Le linee guida proposte dal ministro prevedono inoltre che il contratto di servizio tra Stato e Rai duri 6 anni, che il canone di abbonamento venga rivisitato ogni 3 anni e che l’azienda riceva le ”risorse necessarie al pieno recupero dell’evasione, che potra’ essere accompagnato da alcune misure sociali come l’esenzione per gli anziani non autosufficienti”. Solo cosi’ (anche se Gentiloni ammette di essere aperto alla discussione su ipotesi alternative, alcune dlele quali vengono gia’ citate anche nelle linee guida) sara’ possibile per il ministro raggiungere i cinque traguardi che la riforma si prefigge: ”sfuggire alla tendenza di omologazione del servizio pubblico alla tv commerciale”; ”ridurre la dipendenza della tv pubblica dalla pubblicita”’ aumentando il peso del canone come accade in tutti gli altri servizi pubblici europei; ”scommettere sull’innovazione”; ”conquistare l’autonomia dal governo e dalla politica”; ”dare alla Rai regole di funzionamento tipiche di un’azienda normale”.

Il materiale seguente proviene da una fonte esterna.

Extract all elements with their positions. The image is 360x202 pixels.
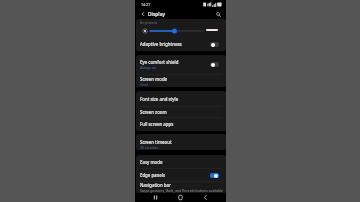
button[interactable]: Home <box>176 193 185 202</box>
staticText: Adaptive brightness <box>140 41 182 47</box>
staticText: Edge panels <box>140 172 166 178</box>
button[interactable]: Screen zoom <box>136 107 226 117</box>
button[interactable]: Adaptive brightness <box>136 37 226 51</box>
button[interactable]: Recents <box>151 193 160 202</box>
staticText: Always on <box>140 65 156 70</box>
button[interactable]: Brightness slider <box>136 25 226 37</box>
staticText: Easy mode <box>140 159 163 165</box>
staticText: Swipe gestures, Back, and Recents button… <box>140 188 223 193</box>
staticText: Display <box>148 11 166 18</box>
staticText: 14:27 <box>141 2 151 7</box>
button[interactable]: Edge panels <box>136 169 226 181</box>
staticText: 30 seconds <box>140 145 158 150</box>
staticText: Screen zoom <box>140 109 167 115</box>
button[interactable]: Easy mode <box>136 155 226 168</box>
staticText: Font size and style <box>140 96 179 102</box>
staticText: Navigation bar <box>140 182 171 188</box>
button[interactable]: Font size and style <box>136 91 226 106</box>
staticText: Full screen apps <box>140 121 174 127</box>
staticText: Vivid <box>140 82 148 87</box>
button[interactable]: Full screen apps <box>136 118 226 130</box>
button[interactable]: Screen mode <box>136 75 226 87</box>
staticText: Brightness <box>140 20 158 25</box>
staticText: Screen mode <box>140 76 168 82</box>
staticText: Screen timeout <box>140 139 172 145</box>
button[interactable]: Navigate up <box>139 10 147 18</box>
button[interactable]: Search <box>214 10 222 18</box>
button[interactable]: Screen timeout <box>136 138 226 150</box>
button[interactable]: Eye comfort shield <box>136 55 226 74</box>
button[interactable]: Navigation bar <box>136 182 226 193</box>
button[interactable]: Back <box>201 193 210 202</box>
staticText: Eye comfort shield <box>140 59 179 65</box>
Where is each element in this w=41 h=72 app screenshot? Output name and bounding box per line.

Il ministro annuncia che i primi incontri nell’ambito della consultazione pubblica sono gia’ stati fissati e riguardano: i dipendenti Rai, il mondo dei giuristi, gli operatori del settore (dai produttori agli autori ed attori) ed un confronto a Ginevra con i vertici di tutte le tv pubbliche europee. Ma sul sito del ministero partira’ da subito un ‘call for paper’ per raccogliere proposte e suggerimenti scritti che vogliano contribuire al dibattito.

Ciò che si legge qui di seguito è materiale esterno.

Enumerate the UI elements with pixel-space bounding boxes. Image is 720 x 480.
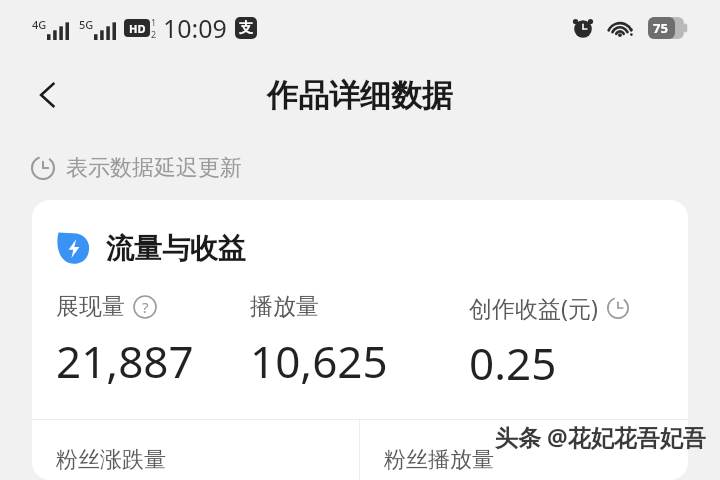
staticText: 21,887 xyxy=(56,331,194,391)
staticText: 4G xyxy=(32,17,47,32)
staticText: 10:09 xyxy=(163,11,227,45)
staticText: ? xyxy=(142,297,149,317)
staticText: 粉丝播放量 xyxy=(384,446,494,474)
button[interactable]: 创作收益(元) xyxy=(469,292,688,393)
staticText: 支 xyxy=(239,19,253,37)
staticText: 1 xyxy=(151,16,157,28)
button[interactable]: Back xyxy=(18,65,78,125)
staticText: 粉丝涨跌量 xyxy=(56,446,166,474)
staticText: 播放量 xyxy=(250,292,319,321)
staticText: 75 xyxy=(653,19,668,37)
staticText: HD xyxy=(129,21,146,36)
staticText: 创作收益(元) xyxy=(469,292,598,323)
staticText: 流量与收益 xyxy=(106,231,246,266)
staticText: 表示数据延迟更新 xyxy=(66,154,242,182)
staticText: 展现量 xyxy=(56,292,125,321)
staticText: 作品详细数据 xyxy=(267,76,453,115)
staticText: 2 xyxy=(151,28,157,40)
staticText: 0.25 xyxy=(469,333,557,393)
staticText: 10,625 xyxy=(250,331,388,391)
other: 说明 xyxy=(133,295,157,319)
button[interactable]: 展现量 xyxy=(56,292,250,391)
button[interactable]: 流量与收益 xyxy=(56,230,688,266)
staticText: 头条 @花妃花吾妃吾 xyxy=(495,421,706,452)
staticText: 5G xyxy=(79,17,94,32)
button[interactable]: 播放量 xyxy=(250,292,469,391)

A chi gli chiede se dietro la scelta di societarizzare una rete e farla finanziare dalla pubblicita’ non ci sia in realta’ la volonta’ di arrivare alla sua vendita ai privati, il ministro risponde: ”Mi rendo conto che la domanda e’ leggittima ma io propongo che la proprieta’ di questa societa’ rimanga sempre a prevalente proprieta’ pubblica”.

Le prime reazioni
Se per il centro destra parla Maurizio Gasparri (An), definendo la riforma Gentiloni “barocca a complessa”, il centro sinistra fa la ola: Ds, Dl, verdi, e pure Prc accolgono la riforma Rai come necessaria, radicale, e benvenuta. Di parere contrario il ministro delle comunicazioni nel governo Berlusconi, Gasparri secondo cui la riforma “rischia di ingessare la Rai e di impedirle di essere competitiva sui mercati della comunicazione nazionale e internazionale”. ”In ogni caso – aggiunge l’esponente di An – la materia radiotelevisiva va discussa nel suo insieme, senza procedere con diversi disegni di legge con modalita’ confuse e caotiche”. ”Non possono essere prese alcune decisioni con un disegno di legge che riguardi anche l’assetto e il numero di reti della Rai ed altre in un altro ambito. Bisogna far diradare il fumo che circonda questi discorsi e prendere atto -rileva Gasparri- che l’impianto attuale puo’ essere migliorato ma all’insegna della chiarezza e non con questo gioco di scatole cinesi che certamente non portera’ a nessuna riforma delle leggi vigenti”.
A cui si aggiunge il presidente della commissione di Vigilanza sulla Rai, Mario Landolfi: ‘Di solito quando un governo vuole riformare un settore presenta un articolato, un progetto di legge. Qui invece si apre un dibattito il cui fine ultimo e’ lo spezzatino della Rai e la svendita a qualcuno”.